In a recent blog post, I began this theme with a brief discussion of how text mining can help find white spaces for discovery and business intelligence. This post is about how with help of text mining techniques you can transform masses of “unstructured” data (texts, documents, etc.) into a very “structured” set of information elements relevant to your business needs. For instance, you would be able to answer questions such as:
- Which research topics appear the most strategic, trend-wise, for my most important competitors? Can I see the topics in great detail?
- In which technologies will my competitors invest in the near future? Can I see that level of detail down to individual raw materials, chemical substances, organic materials, and application areas?
- Where are my company's strengths and weaknesses compared to my strategic research arenas? How strong are my strengths relative to the market? And weaknesses? Can I see that per single research topic? Trend-wise over an extended time period?
- Who are the small niche players that could be of relevance to me, because they are one of the very few who deal with a particular topic?
This level of detail really is possible and it doesn't need to take a long time nor a search specialist to get real results.
Through www.freepatentonline.com we have access to all relevant patents globally via our text mining tool. As you know patents contain not only bibliographic data like company names, inventor names, publication date etc., but also a lot of full text. It is possible to dissect the texts and get very detailed structured information from them.

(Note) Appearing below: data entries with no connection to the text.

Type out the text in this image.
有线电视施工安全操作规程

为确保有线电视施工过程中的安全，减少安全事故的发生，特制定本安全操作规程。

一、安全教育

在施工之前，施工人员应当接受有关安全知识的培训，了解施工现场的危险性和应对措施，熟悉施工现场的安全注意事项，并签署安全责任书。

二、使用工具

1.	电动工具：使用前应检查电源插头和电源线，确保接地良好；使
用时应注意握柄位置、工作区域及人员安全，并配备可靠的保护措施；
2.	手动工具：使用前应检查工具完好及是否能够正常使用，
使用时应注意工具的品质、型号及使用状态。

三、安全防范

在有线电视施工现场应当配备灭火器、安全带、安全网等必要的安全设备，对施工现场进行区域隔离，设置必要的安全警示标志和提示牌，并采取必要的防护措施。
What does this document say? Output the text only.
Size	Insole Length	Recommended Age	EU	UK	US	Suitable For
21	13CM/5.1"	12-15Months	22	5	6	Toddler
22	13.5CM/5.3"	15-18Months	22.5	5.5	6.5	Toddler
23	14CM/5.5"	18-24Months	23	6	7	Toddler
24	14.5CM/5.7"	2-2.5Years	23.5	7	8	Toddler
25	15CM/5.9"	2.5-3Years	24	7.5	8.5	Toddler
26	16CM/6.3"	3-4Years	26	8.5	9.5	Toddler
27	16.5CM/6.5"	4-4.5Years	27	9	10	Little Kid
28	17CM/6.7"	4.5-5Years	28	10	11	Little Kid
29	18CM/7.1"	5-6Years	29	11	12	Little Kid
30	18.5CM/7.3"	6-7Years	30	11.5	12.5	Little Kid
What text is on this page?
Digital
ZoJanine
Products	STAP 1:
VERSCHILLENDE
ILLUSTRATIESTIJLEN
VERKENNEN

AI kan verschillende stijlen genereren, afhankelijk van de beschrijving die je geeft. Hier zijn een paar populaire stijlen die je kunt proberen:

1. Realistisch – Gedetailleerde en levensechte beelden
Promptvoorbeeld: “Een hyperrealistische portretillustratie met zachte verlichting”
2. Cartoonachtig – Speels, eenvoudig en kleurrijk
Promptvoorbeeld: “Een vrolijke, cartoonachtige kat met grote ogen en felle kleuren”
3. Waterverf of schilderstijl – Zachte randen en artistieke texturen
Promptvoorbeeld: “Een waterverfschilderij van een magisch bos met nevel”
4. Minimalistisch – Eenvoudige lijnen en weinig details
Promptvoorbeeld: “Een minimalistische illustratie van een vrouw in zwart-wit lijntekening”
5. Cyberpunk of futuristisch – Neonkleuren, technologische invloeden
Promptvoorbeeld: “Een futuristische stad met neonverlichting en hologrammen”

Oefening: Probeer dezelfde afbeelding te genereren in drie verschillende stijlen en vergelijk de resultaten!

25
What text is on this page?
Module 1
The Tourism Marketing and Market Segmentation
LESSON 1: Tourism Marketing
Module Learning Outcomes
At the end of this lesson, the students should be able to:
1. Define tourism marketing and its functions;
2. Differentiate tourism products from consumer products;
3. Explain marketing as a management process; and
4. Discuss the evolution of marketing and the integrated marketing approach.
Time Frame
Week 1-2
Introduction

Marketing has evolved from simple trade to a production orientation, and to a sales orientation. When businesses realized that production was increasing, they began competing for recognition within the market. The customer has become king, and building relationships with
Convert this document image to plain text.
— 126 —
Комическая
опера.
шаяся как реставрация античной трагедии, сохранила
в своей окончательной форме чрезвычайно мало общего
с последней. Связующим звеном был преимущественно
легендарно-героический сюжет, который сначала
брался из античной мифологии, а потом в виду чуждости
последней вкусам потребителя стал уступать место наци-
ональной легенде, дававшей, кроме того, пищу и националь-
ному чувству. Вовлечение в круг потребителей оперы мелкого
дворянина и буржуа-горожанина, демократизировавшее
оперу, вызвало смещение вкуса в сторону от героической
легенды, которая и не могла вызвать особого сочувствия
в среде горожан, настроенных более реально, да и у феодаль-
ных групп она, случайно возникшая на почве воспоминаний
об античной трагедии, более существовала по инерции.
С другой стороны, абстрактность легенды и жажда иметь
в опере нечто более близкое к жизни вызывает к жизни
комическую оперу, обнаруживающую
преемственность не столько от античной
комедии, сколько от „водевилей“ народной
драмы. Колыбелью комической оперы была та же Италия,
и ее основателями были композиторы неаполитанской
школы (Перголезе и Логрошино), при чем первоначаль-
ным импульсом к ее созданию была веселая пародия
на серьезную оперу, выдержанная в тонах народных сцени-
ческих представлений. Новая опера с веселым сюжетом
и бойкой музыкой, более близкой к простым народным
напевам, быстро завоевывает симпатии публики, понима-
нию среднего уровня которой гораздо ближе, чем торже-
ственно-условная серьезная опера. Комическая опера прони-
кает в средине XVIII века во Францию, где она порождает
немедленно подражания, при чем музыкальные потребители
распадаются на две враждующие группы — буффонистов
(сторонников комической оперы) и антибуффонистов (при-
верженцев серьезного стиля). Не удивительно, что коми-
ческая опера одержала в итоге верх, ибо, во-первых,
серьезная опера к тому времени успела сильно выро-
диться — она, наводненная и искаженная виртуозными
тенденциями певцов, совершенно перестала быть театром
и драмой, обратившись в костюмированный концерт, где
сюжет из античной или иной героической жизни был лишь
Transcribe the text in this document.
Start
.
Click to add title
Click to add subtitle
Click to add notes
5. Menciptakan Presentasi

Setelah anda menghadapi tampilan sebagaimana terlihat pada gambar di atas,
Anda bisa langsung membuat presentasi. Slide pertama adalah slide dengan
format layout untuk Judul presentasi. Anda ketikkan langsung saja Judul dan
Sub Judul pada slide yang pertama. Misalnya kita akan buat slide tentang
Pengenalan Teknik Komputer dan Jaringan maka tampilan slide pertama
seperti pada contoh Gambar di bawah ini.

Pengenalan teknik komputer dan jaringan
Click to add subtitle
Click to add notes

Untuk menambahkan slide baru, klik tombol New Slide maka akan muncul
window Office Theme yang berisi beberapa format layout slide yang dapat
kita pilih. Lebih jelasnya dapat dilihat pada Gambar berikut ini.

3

First, we define an area of interest or domain, say 40,000 patents. It is not so difficult to identify the most relevant players, for instance, of the last ten years of a certain domain. You can do this for universities, small companies, large companies to make our exercise easier and more targeted. Then, we create a large representative text out of a big subset of the documents, so that we think that we have the “language corpus” of our domain chosen. Then we do a linguistic feat of acrobatics and automatically extract each distinctive term out of this large text, so that we have a lexicon of terms to our disposal – this takes a couple of seconds. All in all, to this point, it can take less than an hour.
Now we're getting serious. We take the resulting list of terms and structure it in subsections of professional terms that you think are relevant in your business, and then compare them as search terms to the patent database, for instance focusing on the patents of our competitors. We submit lists of terms (not term by term) to the database, the system processes tens of thousands of queries in one go and in no time with simply the touch of a button. Then the system returns the matches and misses by competitor, all quantified, back to you as a matrix for further analysis. You can also have the system distribute the results over a timeline, so that you can see the usage trends per single term, per player of your domain. You can have this kind of result in less than half a day of work.
Amazing, isn't it?